During a recent interview, Barnard said roughly 90 percent of the music the Brooks Middle School jazz program has learned this academic year has been by Monk and Gillespie — who also happen to be among the most complex arrangers in all of jazz.
“Their music is difficult,” Barnard said, “but we figure out ways to arrange their pieces so that they’re a little more accessible for younger players.”
Members of the jazz program will perform a range of tunes — such as Monk’s “Stuffy Turkey” and Gillespie’s “Dizzy Atmosphere” — during the 11th Annual Brooks Jazz Night, at 7 p.m., on Wednesday, April 4, in the Brooks auditorium, 325 S. Kenilworth Ave. in Oak Park.
Barnard said his jazz musicians, along with the vocal ensemble program, will perform alongside the Northern Illinois University Jazz Orchestra, under the direction of Reggie Thomas.
Before the evening performance, Brooks students will participate in rehearsals, workshops and clinics with the NIU musicians.
According to U.S. News & World Report, NIU’s graduate jazz studies program is ranked among the 10 best in the country. The NIU Jazz Ensemble has performed with famed artists like Clark Terry, Tito Puente — and Dizzy Gillespie.
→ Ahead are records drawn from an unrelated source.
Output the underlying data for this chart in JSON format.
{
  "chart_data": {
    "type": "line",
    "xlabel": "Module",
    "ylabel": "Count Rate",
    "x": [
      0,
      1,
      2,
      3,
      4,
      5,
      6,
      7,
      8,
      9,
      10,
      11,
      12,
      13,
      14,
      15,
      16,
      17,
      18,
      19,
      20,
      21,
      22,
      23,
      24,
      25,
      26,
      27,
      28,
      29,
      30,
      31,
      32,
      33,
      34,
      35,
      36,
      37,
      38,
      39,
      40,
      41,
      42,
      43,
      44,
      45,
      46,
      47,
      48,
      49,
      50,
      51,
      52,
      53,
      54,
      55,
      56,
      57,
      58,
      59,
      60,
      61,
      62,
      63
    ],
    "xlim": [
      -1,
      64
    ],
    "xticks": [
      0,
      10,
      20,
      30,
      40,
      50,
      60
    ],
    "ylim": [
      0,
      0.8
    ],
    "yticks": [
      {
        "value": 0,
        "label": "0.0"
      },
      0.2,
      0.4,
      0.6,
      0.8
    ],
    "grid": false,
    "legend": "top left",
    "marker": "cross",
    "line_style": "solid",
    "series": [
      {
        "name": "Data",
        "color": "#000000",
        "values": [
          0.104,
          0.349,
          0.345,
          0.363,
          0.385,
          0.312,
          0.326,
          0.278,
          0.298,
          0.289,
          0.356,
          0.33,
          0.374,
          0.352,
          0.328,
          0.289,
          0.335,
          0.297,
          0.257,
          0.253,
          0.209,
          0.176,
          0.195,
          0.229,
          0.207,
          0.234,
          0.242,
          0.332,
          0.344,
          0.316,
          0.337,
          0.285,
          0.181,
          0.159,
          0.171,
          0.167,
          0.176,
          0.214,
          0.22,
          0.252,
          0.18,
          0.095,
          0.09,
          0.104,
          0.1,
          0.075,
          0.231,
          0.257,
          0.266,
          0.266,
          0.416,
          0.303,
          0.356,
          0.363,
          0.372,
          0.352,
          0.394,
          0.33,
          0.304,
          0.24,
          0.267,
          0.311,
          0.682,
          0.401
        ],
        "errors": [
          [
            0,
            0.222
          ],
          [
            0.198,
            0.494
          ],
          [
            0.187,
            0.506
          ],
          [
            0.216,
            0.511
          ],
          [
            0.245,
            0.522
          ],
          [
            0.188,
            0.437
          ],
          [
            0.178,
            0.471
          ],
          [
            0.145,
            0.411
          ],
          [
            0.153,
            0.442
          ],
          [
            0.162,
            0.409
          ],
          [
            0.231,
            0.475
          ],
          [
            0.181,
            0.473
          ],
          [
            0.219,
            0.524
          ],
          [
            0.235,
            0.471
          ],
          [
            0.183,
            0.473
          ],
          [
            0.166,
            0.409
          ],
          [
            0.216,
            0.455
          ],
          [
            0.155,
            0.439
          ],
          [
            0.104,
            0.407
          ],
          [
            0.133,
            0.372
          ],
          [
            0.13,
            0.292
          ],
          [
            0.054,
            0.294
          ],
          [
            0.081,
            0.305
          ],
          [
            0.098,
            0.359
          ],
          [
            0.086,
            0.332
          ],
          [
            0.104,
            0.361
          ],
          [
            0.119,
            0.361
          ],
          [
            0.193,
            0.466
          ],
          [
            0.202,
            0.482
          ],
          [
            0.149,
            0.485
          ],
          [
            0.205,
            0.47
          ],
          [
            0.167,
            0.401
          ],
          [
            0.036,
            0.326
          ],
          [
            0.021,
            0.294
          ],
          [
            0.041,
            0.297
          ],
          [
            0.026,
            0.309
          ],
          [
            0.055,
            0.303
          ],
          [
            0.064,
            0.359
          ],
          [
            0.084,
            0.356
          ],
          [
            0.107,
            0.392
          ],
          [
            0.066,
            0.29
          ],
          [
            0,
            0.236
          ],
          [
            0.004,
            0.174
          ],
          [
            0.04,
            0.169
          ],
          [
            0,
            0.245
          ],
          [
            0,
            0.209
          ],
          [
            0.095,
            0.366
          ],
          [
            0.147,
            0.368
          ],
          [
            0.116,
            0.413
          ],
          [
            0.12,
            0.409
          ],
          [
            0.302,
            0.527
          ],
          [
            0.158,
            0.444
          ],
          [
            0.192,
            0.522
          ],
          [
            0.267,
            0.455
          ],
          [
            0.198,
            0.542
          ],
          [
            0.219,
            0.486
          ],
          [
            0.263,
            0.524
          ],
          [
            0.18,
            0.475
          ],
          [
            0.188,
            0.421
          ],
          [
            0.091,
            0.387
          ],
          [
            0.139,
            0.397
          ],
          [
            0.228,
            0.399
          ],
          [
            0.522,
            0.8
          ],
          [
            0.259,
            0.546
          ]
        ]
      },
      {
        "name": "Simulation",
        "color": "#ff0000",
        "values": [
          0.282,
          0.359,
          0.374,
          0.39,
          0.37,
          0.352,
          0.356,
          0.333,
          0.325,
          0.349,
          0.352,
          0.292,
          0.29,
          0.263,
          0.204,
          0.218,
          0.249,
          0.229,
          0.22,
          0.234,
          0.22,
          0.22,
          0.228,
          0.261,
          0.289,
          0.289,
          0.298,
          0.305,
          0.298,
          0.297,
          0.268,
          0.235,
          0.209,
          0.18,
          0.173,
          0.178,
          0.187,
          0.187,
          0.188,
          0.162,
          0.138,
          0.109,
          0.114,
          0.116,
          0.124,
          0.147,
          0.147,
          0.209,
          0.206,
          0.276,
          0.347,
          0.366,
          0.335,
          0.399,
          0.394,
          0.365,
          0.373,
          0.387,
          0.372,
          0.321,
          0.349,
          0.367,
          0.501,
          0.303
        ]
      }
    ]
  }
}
“To have them come to our middle school is a big honor,” Barnard said. “They’ve been producing such high-caliber musicians for so many years.”
Barnard said exposing his students to musicians like Gillespie and Monk — whose works are centered on improvisation and experimentation — will be beneficial for the kids as they develop their own musical style.
“They love the variety of the music and the aspect of improvisation; being creative that way really helps them out intellectually,” Barnard said. “We spend a lot of time on improvised solos, which allow them to know it’s OK to take risks, try out new things and step outside their comfort zones.”
Barnard added that he was pleased to see how quickly the students latched onto Monk and Gillespie, given the artists’ reputations as relatively idiosyncratic composers.
“I was really surprised by how the kids appreciated the music from the get-go,” he said. “I thought it would be a tough sell and a stretch, considering the pop music they listen to, but they really liked it.”
Admission for the 7 p.m. concert at Brooks is $10 for adults and $5 for students 16 and under. Tickets may be purchased online through the D97 Webstore and reserved at the door at: oakpark.revtrak.net/Middle-Schools/BMS/BMS-Jazz-Night/#/list.